Today is Charlotte Bronte's birthday. She was born in 1816 at Thornton, near Bradford in Yorkshire, a place close to my heart as I was born and bred nearby. When I pulled back the bedroom curtains every morning, I saw the same moors that the Brontes saw all around them during their lives.
If Charlotte had lived, she would be 195 today. A lot has changed in those years. Photography was only developed towards the end of her life, but how glad I am that it was possible before Charlotte died, because we now know what she looked like.
Contemporary sources describe her as plain, and portraits of her are not very attractive, but her photograph shows her to be a woman I consider pretty. Gone is the severe expression of the portrait, and in its place a softer face and expression. Charlotte's appearance, as well as her writing, it seems, was ahead of its time.

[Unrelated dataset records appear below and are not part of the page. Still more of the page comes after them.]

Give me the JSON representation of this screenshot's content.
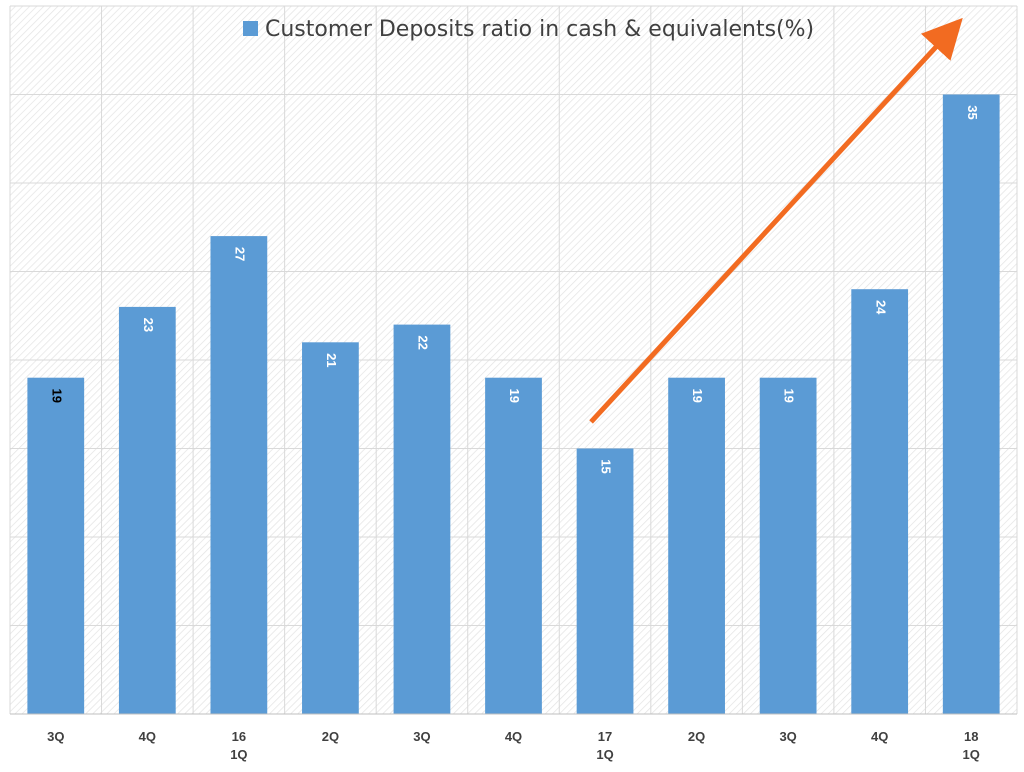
{
  "chart_data": {
    "type": "bar",
    "categories": [
      [
        "3Q"
      ],
      [
        "4Q"
      ],
      [
        "16",
        "1Q"
      ],
      [
        "2Q"
      ],
      [
        "3Q"
      ],
      [
        "4Q"
      ],
      [
        "17",
        "1Q"
      ],
      [
        "2Q"
      ],
      [
        "3Q"
      ],
      [
        "4Q"
      ],
      [
        "18",
        "1Q"
      ]
    ],
    "series": [
      {
        "name": "Customer Deposits ratio in cash & equivalents(%)",
        "values": [
          19,
          23,
          27,
          21,
          22,
          19,
          15,
          19,
          19,
          24,
          35
        ],
        "color": "#5b9bd5"
      }
    ],
    "label_colors": [
      "#000000",
      "#ffffff",
      "#ffffff",
      "#ffffff",
      "#ffffff",
      "#ffffff",
      "#ffffff",
      "#ffffff",
      "#ffffff",
      "#ffffff",
      "#ffffff"
    ],
    "ylim": [
      0,
      40
    ],
    "grid": true,
    "legend_position": "top-center",
    "annotation": {
      "type": "arrow",
      "color": "#f26b21",
      "from": {
        "category_index": 6,
        "value": 16.5
      },
      "to": {
        "category_index": 10,
        "value": 38.5
      }
    }
  }
}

But although a lot has changed, a lot remains the same, and this is why we still love Jane Eyre, and the woman who wrote it, almost two hundred years after Charlotte's birth. We recognise our own inner lives and inner struggles in Charlotte's most famous heroine, our struggle to be ourselves no matter what the circumstances, and to find our own happy ending.
So what is about Jane Eyre that you love? Is it the romance, is it the mystery, is it the Gothic horror, is it Mr Rochester with his strong character, or is it Jane herself, with her indomitable will, or is it something else entirely?